When generating a flare specification it is important to detail the available utilities. All flares should be continuously purged to prevent oxygen ingress into the flare riser and fitted with continuous pilot burners to provide a reliable source of ignition. As such the purge and pilot gas supply should be from a reliable source.
The composition of the available purge gas, the flare riser size and flared gas composition will determine the purge rate and this will be determined by the flare vendor.
The pilot gas consumption will also be determined by the flare vendor and is also directly related to the flare size.

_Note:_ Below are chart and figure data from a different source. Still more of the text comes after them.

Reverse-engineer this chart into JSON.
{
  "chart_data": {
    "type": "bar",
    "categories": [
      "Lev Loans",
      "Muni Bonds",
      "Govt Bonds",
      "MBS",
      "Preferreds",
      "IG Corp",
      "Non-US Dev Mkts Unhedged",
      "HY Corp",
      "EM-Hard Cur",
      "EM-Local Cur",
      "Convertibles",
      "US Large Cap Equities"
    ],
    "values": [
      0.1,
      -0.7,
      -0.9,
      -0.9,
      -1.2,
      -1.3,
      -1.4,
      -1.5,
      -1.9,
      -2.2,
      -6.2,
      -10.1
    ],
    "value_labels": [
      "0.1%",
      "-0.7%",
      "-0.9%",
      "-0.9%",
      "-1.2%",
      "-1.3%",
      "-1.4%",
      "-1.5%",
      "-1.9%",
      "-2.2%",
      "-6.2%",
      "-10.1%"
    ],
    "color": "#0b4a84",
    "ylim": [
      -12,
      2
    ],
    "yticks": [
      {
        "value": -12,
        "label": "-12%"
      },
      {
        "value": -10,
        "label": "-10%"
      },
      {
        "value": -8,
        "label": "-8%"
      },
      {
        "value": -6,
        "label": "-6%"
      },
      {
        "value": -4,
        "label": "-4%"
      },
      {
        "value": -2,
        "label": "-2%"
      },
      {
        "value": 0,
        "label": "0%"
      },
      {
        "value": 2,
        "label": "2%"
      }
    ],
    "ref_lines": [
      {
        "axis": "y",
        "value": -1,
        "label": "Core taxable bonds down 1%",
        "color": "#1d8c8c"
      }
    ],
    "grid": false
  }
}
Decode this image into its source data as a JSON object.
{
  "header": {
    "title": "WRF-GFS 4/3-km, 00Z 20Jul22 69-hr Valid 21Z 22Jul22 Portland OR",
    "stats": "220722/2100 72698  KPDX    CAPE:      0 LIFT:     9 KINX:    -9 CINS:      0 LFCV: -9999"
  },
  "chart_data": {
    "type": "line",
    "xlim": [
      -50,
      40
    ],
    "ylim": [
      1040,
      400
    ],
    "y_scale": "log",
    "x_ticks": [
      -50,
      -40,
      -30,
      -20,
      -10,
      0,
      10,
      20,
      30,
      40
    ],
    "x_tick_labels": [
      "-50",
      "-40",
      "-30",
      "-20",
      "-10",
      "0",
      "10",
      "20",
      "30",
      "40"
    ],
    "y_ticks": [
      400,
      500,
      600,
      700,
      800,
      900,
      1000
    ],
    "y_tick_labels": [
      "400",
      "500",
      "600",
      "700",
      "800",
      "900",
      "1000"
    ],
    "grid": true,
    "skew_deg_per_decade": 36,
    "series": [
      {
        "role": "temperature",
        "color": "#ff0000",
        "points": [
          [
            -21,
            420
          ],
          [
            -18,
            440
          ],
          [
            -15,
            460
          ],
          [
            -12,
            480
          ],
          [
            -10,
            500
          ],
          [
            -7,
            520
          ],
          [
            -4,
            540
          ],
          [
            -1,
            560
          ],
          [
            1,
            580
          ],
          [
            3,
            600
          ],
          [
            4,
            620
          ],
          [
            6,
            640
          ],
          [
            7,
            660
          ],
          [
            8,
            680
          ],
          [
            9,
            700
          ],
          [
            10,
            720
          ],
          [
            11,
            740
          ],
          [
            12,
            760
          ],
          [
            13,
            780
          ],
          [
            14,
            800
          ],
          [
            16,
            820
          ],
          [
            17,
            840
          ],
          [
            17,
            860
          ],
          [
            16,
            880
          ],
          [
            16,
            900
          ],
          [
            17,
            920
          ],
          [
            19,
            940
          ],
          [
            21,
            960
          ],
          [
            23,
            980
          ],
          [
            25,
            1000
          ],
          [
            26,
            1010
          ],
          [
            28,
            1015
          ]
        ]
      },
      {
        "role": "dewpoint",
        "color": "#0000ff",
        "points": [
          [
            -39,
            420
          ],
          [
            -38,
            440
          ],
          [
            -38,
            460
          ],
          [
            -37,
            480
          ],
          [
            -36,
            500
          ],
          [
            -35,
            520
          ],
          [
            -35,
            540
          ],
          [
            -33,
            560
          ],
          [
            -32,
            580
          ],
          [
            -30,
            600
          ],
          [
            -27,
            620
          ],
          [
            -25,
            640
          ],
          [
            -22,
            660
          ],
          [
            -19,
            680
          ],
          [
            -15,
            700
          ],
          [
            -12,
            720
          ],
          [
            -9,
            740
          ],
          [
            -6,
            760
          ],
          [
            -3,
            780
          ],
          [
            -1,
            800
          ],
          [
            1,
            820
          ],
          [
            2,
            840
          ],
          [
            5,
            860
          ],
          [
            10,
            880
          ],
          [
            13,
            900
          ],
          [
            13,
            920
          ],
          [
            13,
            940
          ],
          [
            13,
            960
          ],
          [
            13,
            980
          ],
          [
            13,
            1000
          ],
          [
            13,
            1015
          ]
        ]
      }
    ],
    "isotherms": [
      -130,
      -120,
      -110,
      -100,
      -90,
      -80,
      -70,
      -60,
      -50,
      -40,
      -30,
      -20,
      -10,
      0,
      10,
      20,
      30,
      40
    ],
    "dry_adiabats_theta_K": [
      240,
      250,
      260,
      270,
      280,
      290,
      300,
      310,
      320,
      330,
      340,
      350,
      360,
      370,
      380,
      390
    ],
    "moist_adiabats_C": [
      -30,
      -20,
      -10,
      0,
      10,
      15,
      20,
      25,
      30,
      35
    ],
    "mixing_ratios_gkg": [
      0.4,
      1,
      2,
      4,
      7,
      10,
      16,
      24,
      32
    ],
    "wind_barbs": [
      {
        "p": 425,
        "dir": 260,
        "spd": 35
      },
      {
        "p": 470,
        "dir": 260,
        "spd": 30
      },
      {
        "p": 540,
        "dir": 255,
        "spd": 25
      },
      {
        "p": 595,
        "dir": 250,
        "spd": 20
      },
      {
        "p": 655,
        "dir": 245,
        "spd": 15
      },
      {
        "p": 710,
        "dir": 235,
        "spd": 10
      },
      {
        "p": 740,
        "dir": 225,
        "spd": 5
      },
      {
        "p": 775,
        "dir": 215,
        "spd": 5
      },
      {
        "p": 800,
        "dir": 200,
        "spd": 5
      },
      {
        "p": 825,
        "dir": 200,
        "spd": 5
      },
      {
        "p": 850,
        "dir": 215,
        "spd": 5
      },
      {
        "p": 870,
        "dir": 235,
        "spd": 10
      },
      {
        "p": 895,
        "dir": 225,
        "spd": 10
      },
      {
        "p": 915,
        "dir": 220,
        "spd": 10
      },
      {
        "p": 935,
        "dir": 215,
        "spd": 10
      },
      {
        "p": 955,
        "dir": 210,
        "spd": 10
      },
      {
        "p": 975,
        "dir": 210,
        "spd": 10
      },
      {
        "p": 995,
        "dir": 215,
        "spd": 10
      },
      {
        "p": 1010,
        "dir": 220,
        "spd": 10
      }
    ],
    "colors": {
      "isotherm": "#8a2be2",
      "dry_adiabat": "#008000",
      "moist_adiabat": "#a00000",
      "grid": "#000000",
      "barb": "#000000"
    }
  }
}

Where smokeless combustion is required and cannot be achieved through the available energy/momentum of the flared gas stream, it will be necessary to use an assist medium such as air or steam. Steam is the most common medium and generally readily available on a refinery. It is typically injected through numerous specially designed nozzles connected to a steam manifold attached to the flare tip. Air assist flares utilise a large volume of low pressure air generated by an air blower which is mixed with the gas at the tip.
The location and elevation of the flare is a key design consideration determined largely by the allowable radiation. On onshore facilities the decision is frequently governed by its proximity to other process equipment, plant boundaries, prevailing wind direction and the cost of the associated support structure. Offshore the options are limited to platform mounted flare tower, bridge linked tower or flare boom. Recommended radiation design limits are provided in API 521.
Site conditions such as wind direction, solar radiation, humidity etc. all have an affect on the exhibited radiation and therefore should also be communicated to the flare vendor during the design phase. Radiation shielding on offshore platforms is common place in order to further protect adjacent process plant and walkways. Water sprays have also been used.